The Philippine Competition Commission approved the P18-billion acquisition of shares in Rustan Supercenters Inc. by Robinsons Retail Holdings Inc. of the Gokongwei Group.
The PCC’s Mergers and Acquisitions Office said in a decision signed August 16, 2018 the transaction “does not result in substantial lessening of competition in the relevant market.”
Robinsons Retail will have full control and ownership of the issued and outstanding capital shares in Rustan Supercenters.
It will acquire all the issued and outstanding capital shares of Rustan’s Supercenters in exchange for 191,489,360 primary common shares of Robinsons Retail.
Robinsons Retail is a multi-format retailer in the Philippines engaged in the business of trading goods, commodities and merchandise, with core retail operations in six business segments—supermarkets, department stores, DIY stores, convenience stores, drug stores and specialty stores.
Robinsons Retail operates 154 branches of Robinsons Supermarket, Robinsons Selections, Robinsons Easymart and Jaynith Supermarkets across the country.

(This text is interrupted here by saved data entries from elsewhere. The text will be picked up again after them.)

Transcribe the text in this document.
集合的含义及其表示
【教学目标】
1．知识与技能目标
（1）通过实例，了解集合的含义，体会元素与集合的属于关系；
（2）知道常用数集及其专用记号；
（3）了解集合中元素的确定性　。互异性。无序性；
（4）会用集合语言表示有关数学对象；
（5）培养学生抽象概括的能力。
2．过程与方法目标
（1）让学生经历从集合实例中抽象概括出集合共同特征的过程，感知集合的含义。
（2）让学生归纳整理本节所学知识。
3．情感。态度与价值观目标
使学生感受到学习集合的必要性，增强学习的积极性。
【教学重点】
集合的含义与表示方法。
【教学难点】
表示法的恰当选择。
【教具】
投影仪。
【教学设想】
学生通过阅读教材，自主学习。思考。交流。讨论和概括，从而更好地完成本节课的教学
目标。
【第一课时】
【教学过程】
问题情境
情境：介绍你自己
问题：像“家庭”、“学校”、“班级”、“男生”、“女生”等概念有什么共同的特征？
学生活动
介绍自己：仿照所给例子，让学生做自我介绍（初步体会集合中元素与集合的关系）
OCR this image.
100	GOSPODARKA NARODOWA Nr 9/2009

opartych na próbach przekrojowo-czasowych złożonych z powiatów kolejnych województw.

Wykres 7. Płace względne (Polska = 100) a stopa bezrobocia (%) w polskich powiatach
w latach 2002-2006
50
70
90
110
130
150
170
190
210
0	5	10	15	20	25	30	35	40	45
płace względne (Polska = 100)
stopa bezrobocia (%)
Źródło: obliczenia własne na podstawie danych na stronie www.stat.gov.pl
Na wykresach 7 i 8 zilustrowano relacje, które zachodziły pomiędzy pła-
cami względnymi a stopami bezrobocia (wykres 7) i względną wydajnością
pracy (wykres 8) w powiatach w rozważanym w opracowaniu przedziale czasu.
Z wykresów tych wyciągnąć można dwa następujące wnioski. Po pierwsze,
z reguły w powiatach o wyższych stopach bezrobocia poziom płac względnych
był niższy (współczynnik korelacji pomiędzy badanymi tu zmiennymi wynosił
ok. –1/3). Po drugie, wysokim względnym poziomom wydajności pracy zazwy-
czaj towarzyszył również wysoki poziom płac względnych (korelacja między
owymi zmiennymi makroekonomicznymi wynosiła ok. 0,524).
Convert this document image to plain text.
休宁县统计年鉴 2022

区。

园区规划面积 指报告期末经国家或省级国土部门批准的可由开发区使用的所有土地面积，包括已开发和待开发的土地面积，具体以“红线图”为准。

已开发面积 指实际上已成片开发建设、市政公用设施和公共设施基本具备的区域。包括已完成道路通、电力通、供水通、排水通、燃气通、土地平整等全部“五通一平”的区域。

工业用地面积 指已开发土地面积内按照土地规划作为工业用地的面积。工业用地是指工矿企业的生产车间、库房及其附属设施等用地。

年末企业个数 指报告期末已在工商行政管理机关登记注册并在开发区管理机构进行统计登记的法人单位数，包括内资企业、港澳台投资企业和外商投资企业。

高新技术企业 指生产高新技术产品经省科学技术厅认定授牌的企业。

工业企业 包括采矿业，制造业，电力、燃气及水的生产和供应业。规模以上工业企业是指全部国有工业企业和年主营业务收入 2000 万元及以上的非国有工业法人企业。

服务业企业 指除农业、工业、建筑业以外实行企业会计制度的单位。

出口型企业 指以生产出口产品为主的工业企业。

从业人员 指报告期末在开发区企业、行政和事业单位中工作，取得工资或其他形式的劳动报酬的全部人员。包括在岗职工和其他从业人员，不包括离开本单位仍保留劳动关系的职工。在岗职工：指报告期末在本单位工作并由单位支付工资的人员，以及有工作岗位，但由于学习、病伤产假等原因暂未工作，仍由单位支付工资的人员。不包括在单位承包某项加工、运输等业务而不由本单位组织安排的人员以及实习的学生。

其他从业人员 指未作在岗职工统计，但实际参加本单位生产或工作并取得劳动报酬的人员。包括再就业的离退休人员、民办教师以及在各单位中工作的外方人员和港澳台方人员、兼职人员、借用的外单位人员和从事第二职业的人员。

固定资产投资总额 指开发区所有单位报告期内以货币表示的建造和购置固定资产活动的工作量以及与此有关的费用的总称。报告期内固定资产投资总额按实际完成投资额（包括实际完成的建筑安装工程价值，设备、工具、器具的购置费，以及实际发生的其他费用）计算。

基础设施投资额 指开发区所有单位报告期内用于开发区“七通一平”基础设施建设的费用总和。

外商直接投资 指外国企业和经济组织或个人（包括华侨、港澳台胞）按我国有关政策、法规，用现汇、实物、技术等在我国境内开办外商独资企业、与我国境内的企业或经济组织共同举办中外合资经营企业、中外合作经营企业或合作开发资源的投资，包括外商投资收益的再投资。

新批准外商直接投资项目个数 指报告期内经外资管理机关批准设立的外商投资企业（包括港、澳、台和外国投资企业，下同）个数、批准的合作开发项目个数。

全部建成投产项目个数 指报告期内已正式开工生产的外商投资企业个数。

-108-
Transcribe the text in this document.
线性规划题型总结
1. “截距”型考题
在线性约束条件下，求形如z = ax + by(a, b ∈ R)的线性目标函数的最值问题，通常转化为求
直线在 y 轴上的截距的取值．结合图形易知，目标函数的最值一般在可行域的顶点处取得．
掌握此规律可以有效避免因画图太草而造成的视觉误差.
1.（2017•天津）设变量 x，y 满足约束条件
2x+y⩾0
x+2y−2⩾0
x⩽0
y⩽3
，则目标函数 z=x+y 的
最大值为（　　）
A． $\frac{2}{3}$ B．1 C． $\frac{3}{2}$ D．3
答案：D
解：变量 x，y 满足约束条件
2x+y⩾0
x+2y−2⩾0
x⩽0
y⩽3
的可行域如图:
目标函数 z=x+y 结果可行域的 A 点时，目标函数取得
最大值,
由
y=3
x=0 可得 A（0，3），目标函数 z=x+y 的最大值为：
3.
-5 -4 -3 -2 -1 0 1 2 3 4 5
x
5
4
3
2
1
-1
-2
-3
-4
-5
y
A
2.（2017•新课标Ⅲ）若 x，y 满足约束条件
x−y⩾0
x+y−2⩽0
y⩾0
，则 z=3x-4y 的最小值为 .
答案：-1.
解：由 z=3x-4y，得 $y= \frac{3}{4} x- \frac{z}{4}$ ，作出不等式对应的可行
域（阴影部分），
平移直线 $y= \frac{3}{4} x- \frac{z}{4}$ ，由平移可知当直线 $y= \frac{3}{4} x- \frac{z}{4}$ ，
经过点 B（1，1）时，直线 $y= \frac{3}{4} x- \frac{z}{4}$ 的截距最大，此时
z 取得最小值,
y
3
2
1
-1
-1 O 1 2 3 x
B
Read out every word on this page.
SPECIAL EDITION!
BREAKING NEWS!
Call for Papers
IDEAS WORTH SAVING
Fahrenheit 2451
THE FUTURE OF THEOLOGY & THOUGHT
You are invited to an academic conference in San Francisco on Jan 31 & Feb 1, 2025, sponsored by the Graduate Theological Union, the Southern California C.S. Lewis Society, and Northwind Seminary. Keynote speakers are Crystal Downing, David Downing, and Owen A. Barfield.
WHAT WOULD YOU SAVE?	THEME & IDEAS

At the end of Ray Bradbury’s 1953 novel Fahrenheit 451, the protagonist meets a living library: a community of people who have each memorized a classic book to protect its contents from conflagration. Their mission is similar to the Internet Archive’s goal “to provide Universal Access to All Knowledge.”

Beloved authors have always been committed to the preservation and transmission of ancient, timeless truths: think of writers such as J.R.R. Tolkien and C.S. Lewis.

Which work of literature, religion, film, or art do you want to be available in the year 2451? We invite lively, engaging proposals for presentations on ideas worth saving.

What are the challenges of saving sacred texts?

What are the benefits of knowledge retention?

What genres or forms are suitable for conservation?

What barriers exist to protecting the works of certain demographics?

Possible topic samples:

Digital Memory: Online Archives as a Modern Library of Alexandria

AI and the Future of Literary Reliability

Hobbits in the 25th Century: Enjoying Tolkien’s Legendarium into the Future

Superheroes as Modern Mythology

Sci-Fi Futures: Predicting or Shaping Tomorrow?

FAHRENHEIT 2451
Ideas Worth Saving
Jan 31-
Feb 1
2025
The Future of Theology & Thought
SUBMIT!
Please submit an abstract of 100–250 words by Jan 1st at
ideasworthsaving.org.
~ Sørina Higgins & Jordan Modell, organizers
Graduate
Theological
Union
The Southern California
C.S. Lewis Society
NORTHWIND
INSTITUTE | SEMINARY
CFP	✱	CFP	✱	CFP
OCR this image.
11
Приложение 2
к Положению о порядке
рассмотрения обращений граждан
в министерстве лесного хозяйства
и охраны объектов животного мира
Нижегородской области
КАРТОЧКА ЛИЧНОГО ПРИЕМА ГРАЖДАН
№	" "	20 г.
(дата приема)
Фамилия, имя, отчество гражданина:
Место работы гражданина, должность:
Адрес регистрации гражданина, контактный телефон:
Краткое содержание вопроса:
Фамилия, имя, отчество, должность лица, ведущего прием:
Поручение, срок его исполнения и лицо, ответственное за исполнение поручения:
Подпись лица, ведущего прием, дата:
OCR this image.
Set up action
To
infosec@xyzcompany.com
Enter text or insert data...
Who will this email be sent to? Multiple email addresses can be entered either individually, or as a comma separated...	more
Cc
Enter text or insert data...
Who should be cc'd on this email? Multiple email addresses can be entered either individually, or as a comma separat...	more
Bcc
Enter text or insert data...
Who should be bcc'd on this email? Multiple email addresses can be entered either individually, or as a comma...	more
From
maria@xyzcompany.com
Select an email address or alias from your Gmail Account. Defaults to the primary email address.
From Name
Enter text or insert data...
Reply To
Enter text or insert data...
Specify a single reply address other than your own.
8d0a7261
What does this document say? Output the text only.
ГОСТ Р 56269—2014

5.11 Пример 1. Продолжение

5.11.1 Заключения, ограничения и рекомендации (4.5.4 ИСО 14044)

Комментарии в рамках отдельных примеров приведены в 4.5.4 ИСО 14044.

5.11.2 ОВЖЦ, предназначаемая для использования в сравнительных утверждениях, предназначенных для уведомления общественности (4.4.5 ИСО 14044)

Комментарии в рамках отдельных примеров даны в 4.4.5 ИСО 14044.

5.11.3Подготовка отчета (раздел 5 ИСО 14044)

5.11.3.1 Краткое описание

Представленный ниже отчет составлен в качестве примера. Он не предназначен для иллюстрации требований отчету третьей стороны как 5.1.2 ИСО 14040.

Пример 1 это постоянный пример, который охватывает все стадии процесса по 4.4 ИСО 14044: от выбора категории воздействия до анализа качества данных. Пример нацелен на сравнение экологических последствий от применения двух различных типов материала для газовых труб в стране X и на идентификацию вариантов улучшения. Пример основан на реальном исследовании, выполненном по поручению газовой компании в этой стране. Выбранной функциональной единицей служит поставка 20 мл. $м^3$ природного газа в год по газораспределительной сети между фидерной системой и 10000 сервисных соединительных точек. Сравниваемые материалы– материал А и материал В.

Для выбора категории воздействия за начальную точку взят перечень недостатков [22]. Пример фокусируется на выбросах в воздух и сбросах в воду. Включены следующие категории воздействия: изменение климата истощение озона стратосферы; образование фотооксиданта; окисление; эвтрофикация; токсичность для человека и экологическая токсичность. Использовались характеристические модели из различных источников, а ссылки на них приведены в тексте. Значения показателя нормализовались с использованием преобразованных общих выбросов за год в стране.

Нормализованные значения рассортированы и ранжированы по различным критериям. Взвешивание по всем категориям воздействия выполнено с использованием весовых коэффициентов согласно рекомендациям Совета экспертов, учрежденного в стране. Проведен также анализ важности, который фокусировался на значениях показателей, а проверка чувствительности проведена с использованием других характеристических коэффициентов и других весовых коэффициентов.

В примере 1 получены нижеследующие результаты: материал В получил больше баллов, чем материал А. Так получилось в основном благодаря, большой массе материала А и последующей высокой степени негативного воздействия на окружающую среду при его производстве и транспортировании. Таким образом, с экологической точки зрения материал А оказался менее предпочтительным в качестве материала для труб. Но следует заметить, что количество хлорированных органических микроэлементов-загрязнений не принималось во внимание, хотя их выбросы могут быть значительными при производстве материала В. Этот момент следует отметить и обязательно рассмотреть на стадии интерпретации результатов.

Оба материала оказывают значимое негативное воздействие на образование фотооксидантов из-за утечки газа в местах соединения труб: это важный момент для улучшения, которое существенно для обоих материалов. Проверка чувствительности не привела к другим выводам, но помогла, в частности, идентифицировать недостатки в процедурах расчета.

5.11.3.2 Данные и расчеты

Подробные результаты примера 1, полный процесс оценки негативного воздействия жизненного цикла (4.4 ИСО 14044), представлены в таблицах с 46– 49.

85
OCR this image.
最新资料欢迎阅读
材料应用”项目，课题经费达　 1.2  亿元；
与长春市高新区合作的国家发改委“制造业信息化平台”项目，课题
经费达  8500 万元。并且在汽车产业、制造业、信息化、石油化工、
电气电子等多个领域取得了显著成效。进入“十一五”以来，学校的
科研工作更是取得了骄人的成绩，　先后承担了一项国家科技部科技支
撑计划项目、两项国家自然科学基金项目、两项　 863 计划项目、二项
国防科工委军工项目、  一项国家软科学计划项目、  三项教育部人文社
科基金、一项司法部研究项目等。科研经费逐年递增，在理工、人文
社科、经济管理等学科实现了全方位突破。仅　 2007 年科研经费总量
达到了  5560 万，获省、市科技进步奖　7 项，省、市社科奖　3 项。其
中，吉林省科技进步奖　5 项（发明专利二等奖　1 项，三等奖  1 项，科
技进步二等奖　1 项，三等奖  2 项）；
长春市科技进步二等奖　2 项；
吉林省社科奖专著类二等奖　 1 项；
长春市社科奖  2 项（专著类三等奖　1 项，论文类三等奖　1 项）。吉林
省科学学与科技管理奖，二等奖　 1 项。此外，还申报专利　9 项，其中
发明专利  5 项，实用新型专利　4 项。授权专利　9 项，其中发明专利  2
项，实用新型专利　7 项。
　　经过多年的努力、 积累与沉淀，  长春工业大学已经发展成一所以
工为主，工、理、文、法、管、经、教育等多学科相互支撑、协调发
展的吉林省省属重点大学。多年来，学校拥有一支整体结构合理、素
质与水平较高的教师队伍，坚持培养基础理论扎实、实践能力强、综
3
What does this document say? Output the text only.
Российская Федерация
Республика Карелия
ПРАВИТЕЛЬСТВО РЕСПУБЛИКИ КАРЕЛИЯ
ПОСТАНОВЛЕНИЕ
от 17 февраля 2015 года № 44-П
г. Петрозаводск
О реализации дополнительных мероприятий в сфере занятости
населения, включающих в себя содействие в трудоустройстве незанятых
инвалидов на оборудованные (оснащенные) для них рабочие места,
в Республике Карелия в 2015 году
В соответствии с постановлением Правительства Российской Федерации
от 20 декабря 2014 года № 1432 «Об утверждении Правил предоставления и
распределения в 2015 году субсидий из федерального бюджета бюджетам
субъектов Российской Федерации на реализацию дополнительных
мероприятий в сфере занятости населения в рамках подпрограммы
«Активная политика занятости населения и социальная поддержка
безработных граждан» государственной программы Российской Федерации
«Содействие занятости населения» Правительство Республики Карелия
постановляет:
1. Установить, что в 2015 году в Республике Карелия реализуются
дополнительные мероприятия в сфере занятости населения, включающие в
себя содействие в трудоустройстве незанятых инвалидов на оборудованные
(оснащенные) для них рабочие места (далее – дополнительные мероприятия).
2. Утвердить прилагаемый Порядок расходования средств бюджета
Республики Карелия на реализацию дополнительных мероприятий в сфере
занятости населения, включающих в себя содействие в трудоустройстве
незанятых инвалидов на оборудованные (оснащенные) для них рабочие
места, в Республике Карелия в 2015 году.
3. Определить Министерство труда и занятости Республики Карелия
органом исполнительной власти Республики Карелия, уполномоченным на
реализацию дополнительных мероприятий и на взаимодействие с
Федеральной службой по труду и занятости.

Rustan Supercenter, meanwhile, is engaged in grocery retailing with 75 branches composed of the Marketplace by Rustan’s, Rustan’s Supermarkets, Shopwise, Shopwise Express and Wellcome in the Philippines.
Both Robinsons Retail and Rustan Supercenters operate under the one-stop shop grocery retail market.
With 46 branches from both companies operating in same area to date, the PCC noted no ability and incentive for the parties to foreclose the branches.
The PCC is the the country’s anti-trust body. It is mandated by the Philippine Competition Act to review mergers and acquisitions that meet the thresholds to ensure these deals will not harm the interest of consumers.
It has received 153 notifications with a combined value of P2.41 trillion. The Robinsons-Rustan’s acquisition is the 144th transaction approved by the commission.